I am Mother, hear me roar.

My plan was to sleep in.  I’d had three drinks at dinner and gone to bed after midnight even though the baby gets up at 5:30 – but! -I was in the clear because today is Mother’s Day. On Mother’s Day every mom is allowed to sleep in, have breakfast in bed, and an endless cup of piping hot coffee.  Also the kids agree not to scream, hit, or fight.

When the baby woke up at 1:15 my head was fuzzy in the way heads are fuzzy when you’ve had three drinks at dinner and gone to bed after midnight.  David’s night, I thought.  But the baby doesn’t usually get up in the middle of the night.  Something must be wrong.  I went in to pick him up while David got the bottle ready and he was as hot as I can ever remember any of the kids ever being.  We found a thermometer – 102.  We gave him medicine and the bottle and David stayed with him for awhile.  Back in bed after 2 and I knew if we were lucky we’d get 3 and a half or 4 more hours before he was up for the day – that’s on a good day and today was not.  He woke up crying at 5:15.  So did his brother. His sister wasn’t far behind. David’s morning.  It’s Mother’s Day.  I’m supposed to sleep in.

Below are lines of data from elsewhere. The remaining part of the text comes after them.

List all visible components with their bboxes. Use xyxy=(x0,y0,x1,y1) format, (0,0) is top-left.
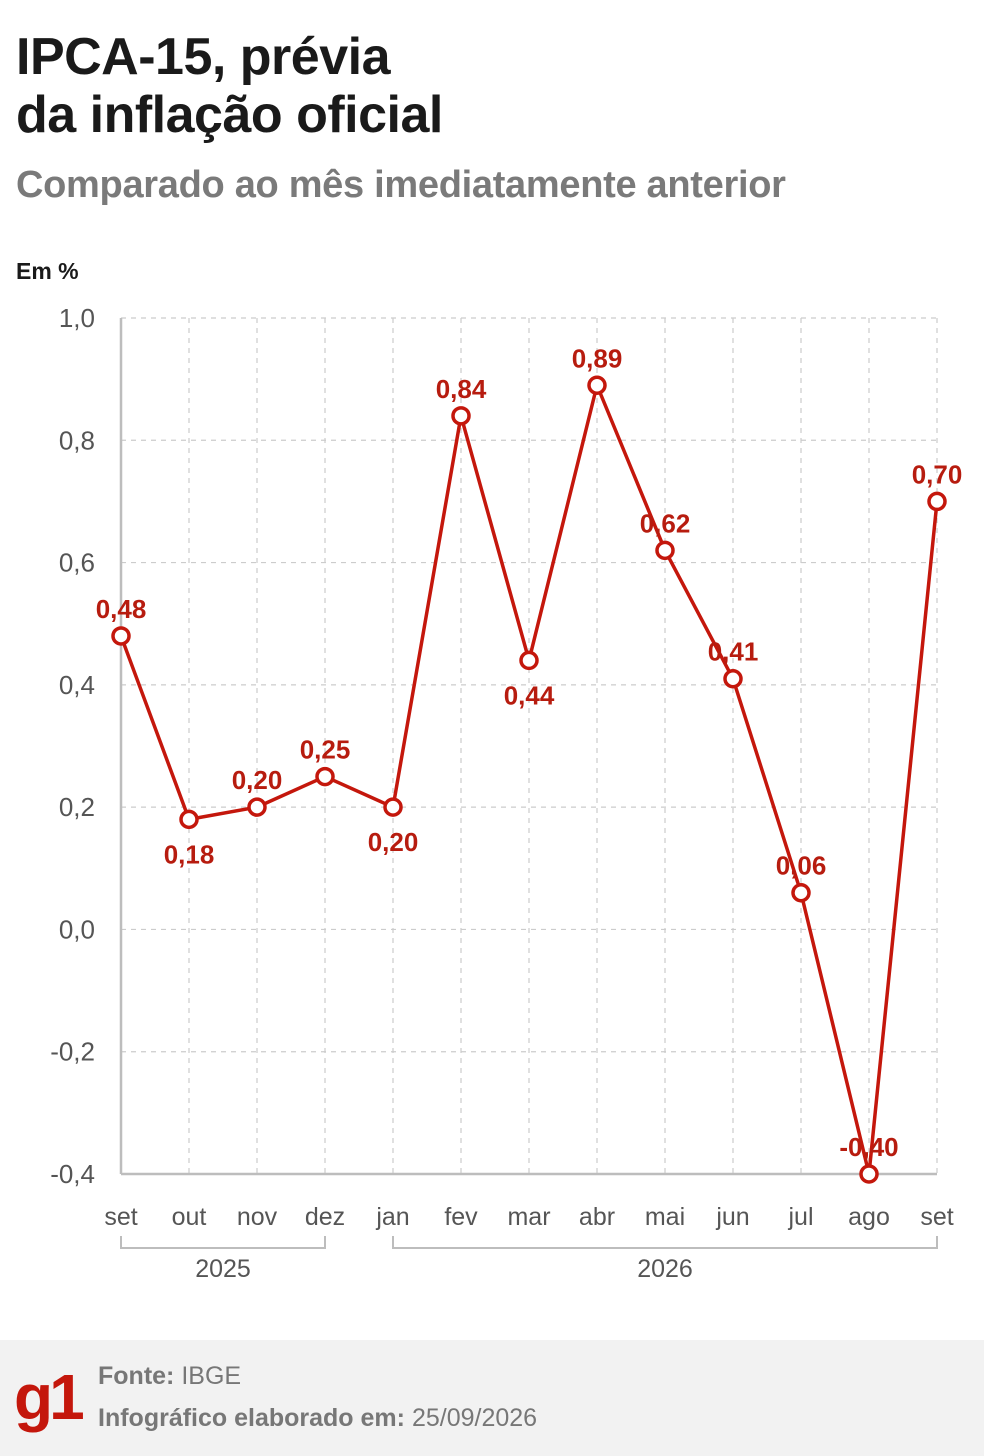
data-point xyxy=(723,668,743,689)
y-tick-label: 0,6 xyxy=(59,548,95,578)
data-point xyxy=(655,540,675,561)
x-tick-label: mai xyxy=(645,1203,685,1231)
date-label: Infográfico elaborado em: xyxy=(98,1404,405,1432)
y-tick-label: -0,4 xyxy=(50,1159,95,1189)
chart-title: IPCA-15, prévia da inflação oficial xyxy=(16,28,443,144)
data-point xyxy=(383,797,403,817)
x-tick-label: mar xyxy=(507,1203,550,1231)
data-label: 0,25 xyxy=(300,735,351,765)
x-tick-label: jul xyxy=(787,1203,813,1231)
x-tick-label: nov xyxy=(237,1203,278,1231)
source-line: Fonte: IBGE xyxy=(98,1362,241,1391)
data-point xyxy=(179,809,199,830)
y-tick-label: -0,2 xyxy=(50,1037,95,1067)
year-bracket xyxy=(392,1236,938,1249)
source-value: IBGE xyxy=(181,1362,242,1390)
data-label: 0,06 xyxy=(776,851,827,881)
g1-logo: g1 xyxy=(14,1361,85,1433)
data-point xyxy=(859,1164,879,1184)
y-tick-label: 0,2 xyxy=(59,792,95,822)
title-line-1: IPCA-15, prévia xyxy=(16,28,390,86)
data-label: 0,18 xyxy=(164,839,215,869)
data-point xyxy=(519,650,539,671)
x-tick-label: set xyxy=(104,1203,137,1231)
data-point xyxy=(587,375,607,396)
data-point xyxy=(451,406,471,426)
data-label: 0,89 xyxy=(572,343,623,373)
data-point xyxy=(247,797,267,817)
date-line: Infográfico elaborado em: 25/09/2026 xyxy=(98,1404,537,1433)
data-point xyxy=(927,491,947,512)
y-tick-label: 0,8 xyxy=(59,425,95,455)
x-tick-label: out xyxy=(172,1203,207,1231)
data-point xyxy=(315,766,335,787)
data-point xyxy=(791,882,811,903)
footer: g1 Fonte: IBGE Infográfico elaborado em:… xyxy=(0,1340,984,1456)
chart-subtitle: Comparado ao mês imediatamente anterior xyxy=(16,164,786,206)
unit-label: Em % xyxy=(16,258,79,284)
data-label: 0,44 xyxy=(504,680,555,710)
data-label: 0,62 xyxy=(640,508,691,538)
data-label: 0,70 xyxy=(912,459,963,489)
line-chart: 1,0 0,8 0,6 0,4 0,2 0,0 -0,2 -0,4 set out nov dez ja… xyxy=(50,303,963,1283)
source-label: Fonte: xyxy=(98,1362,175,1390)
y-tick-label: 1,0 xyxy=(59,303,95,333)
data-label: 0,48 xyxy=(96,594,147,624)
year-bracket xyxy=(120,1236,326,1249)
x-tick-label: set xyxy=(920,1203,953,1231)
x-tick-label: ago xyxy=(848,1203,890,1231)
x-tick-label: jun xyxy=(715,1203,749,1231)
data-label: 0,41 xyxy=(708,637,759,667)
y-tick-label: 0,0 xyxy=(59,914,95,944)
x-tick-label: dez xyxy=(305,1203,345,1231)
x-tick-label: abr xyxy=(579,1203,615,1231)
year-label: 2025 xyxy=(195,1255,251,1283)
data-label: -0,40 xyxy=(839,1132,898,1162)
title-line-2: da inflação oficial xyxy=(16,86,443,144)
year-label: 2026 xyxy=(637,1255,693,1283)
y-tick-label: 0,4 xyxy=(59,670,95,700)
x-tick-label: fev xyxy=(444,1203,478,1231)
data-point xyxy=(111,626,131,646)
data-label: 0,20 xyxy=(232,765,283,795)
x-tick-label: jan xyxy=(375,1203,409,1231)
data-label: 0,20 xyxy=(368,827,419,857)
data-label: 0,84 xyxy=(436,374,487,404)
date-value: 25/09/2026 xyxy=(411,1404,538,1432)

The thing is, it’s hard to stay in bed when your baby wakes up crying after having a  fever overnight.  It’s even harder when the birds are chirping.  “He wants his mom,” they said, “go to your kids.” That’s the thing about being a mom, isn’t it?  There really isn’t ever a day you can wake up and let someone else deal with it.  Mentally, I mean.  Their dad knows the morning drill and it’s nice for him to have quality time with them.  But not when the baby has a fever.  Not when his brother wakes up saying “Moooooommmmmmy…Moooooommmmmmmy..where aaaaaaare you????”  I’m their mother.  They need me and maybe more than that, I need them.  So I went to them, of course.  I got big smiles.  Leo wanted me to read Ant and Bee.  The baby wanted to be held. At breakfast my scrambled eggs were divided among the children who, not 5 minutes before, had said they didn’t want scrambled eggs.  Eventually we made coffee.  It was the same morning as every morning – up too early, not enough coffee, quiet reading and playing peppered with not at all quiet reading and playing.  The morning was like any other morning and the day was like any other day.  The kids didn’t miraculously stop yelling because it’s Mother’s Day.  I ended up at pediatric urgent care with a baby who had been crying most of the day and whose fever stayed high until we realized we’d better get him checked out by someone other than dr. google (turns out it’s coxsackie.)

It wasn’t the Mother’s Day of most mothers’ dreams but to me it was a giant reminder that this is in fact my dream.  In nursery school, when asked what I wanted to be when I grew up, I said a mother.  I’ve never wanted to be anything else.  It’s not always glamorous.  But! There’s a big bouquet of peonies in the kitchen, my kids and husband love me, and every day I get to wake up and be the mother of the most incredible children ever born (not at all biased.)

As I write this, David has gone to retrieve our Indian food from a nearby restaurant and the baby has started crying.  I know this is going to be a long night if he’s already crying and he’s only been sleeping 30 minutes. And I know it’s not a coincidence that he started crying 2 seconds after David walked out the door – I always think babies sense these things.  So I’ll go, rather abruptly, and be a mother.